I have a chocolate business so I grow cacao. But I also grow pataxte, cupuasu, and other theobromas and herranias. I like them all. But chocolate is a good business and I eat some chocolate as well. The rest of them are nice to have but it’s not a business. If you have plenty of money and don’t need to make a profit with your farm. …
Peter
No. There is no money to be made here from Cacao. The climate is slightly wrong, but more importantly, the economics involved with trying to amend the soil for commercially grown cacao where there are already significant levels of subsoil aluminum saturation on very steep slopes where machinery or vehicles cannot access does not make sense economically. People grow coffee here, which is a little more forgiving of that, but eventually their management causes too high levels of Al saturation for that as well, and so they burn all the shrubs and plant Brachiaria, or just let it grow fallow and go grab another patch of forest to destroy.

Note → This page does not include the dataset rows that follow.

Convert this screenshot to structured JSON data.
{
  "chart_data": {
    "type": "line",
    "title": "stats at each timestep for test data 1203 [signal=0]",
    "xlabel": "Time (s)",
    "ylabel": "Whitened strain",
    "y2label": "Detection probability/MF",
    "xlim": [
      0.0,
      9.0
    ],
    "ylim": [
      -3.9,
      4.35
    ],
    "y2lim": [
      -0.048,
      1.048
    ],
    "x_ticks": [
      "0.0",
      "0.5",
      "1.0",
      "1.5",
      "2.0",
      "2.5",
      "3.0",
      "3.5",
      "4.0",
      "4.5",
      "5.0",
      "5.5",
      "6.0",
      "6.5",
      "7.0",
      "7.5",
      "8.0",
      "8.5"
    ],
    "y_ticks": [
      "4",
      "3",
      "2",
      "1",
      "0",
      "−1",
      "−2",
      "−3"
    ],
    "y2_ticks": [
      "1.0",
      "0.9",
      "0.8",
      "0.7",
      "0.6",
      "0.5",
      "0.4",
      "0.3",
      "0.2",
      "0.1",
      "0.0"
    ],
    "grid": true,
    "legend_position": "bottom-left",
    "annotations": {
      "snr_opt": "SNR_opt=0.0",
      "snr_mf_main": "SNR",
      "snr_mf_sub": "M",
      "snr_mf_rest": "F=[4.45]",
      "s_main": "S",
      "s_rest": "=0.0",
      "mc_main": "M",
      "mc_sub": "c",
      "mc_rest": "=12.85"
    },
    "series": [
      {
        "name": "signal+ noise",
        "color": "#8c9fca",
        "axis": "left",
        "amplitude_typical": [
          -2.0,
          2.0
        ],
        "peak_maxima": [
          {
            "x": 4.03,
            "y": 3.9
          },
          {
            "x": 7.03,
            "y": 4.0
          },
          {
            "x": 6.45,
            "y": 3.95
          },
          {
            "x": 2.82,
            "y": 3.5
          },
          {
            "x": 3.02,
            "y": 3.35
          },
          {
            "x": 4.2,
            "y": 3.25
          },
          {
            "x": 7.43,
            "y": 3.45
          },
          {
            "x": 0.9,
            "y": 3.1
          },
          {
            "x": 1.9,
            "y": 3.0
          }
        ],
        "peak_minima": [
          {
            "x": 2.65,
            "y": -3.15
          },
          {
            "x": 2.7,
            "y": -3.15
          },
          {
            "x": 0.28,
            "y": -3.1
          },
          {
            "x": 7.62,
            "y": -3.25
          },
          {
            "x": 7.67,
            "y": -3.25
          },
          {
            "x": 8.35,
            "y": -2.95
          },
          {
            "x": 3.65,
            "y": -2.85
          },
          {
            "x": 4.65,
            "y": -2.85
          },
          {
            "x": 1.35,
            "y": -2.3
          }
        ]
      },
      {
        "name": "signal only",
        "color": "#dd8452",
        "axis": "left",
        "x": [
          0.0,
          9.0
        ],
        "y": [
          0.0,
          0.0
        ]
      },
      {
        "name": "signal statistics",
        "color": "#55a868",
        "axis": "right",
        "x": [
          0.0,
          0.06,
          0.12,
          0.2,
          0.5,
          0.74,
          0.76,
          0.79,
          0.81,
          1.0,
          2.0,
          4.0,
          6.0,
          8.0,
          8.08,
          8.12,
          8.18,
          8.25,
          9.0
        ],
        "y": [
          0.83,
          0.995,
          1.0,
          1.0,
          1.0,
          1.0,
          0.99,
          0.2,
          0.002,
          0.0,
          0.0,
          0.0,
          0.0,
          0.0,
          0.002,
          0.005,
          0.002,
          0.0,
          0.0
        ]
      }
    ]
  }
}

I would argue it's not so important species selection for profitability. Site selection is more important. But if it's all about the economics, then the environment typically gets thrown under the bus. Most people in this world don't have the money to be amending soils or buying agricultural land with fertile soil. It's a lot easier and more profitable to go make fertile soil by turning rainforest into ash.
From my experience in this area of the country, I'm not sure what I would recommend other than coffee in terms of profitable export crops. For a national crop, I might tentatively recommend Caimito as it seems to be a fruit that a lot of Peruvians in this region really like, and there are a lot of trees that fruit successfully around here without any help.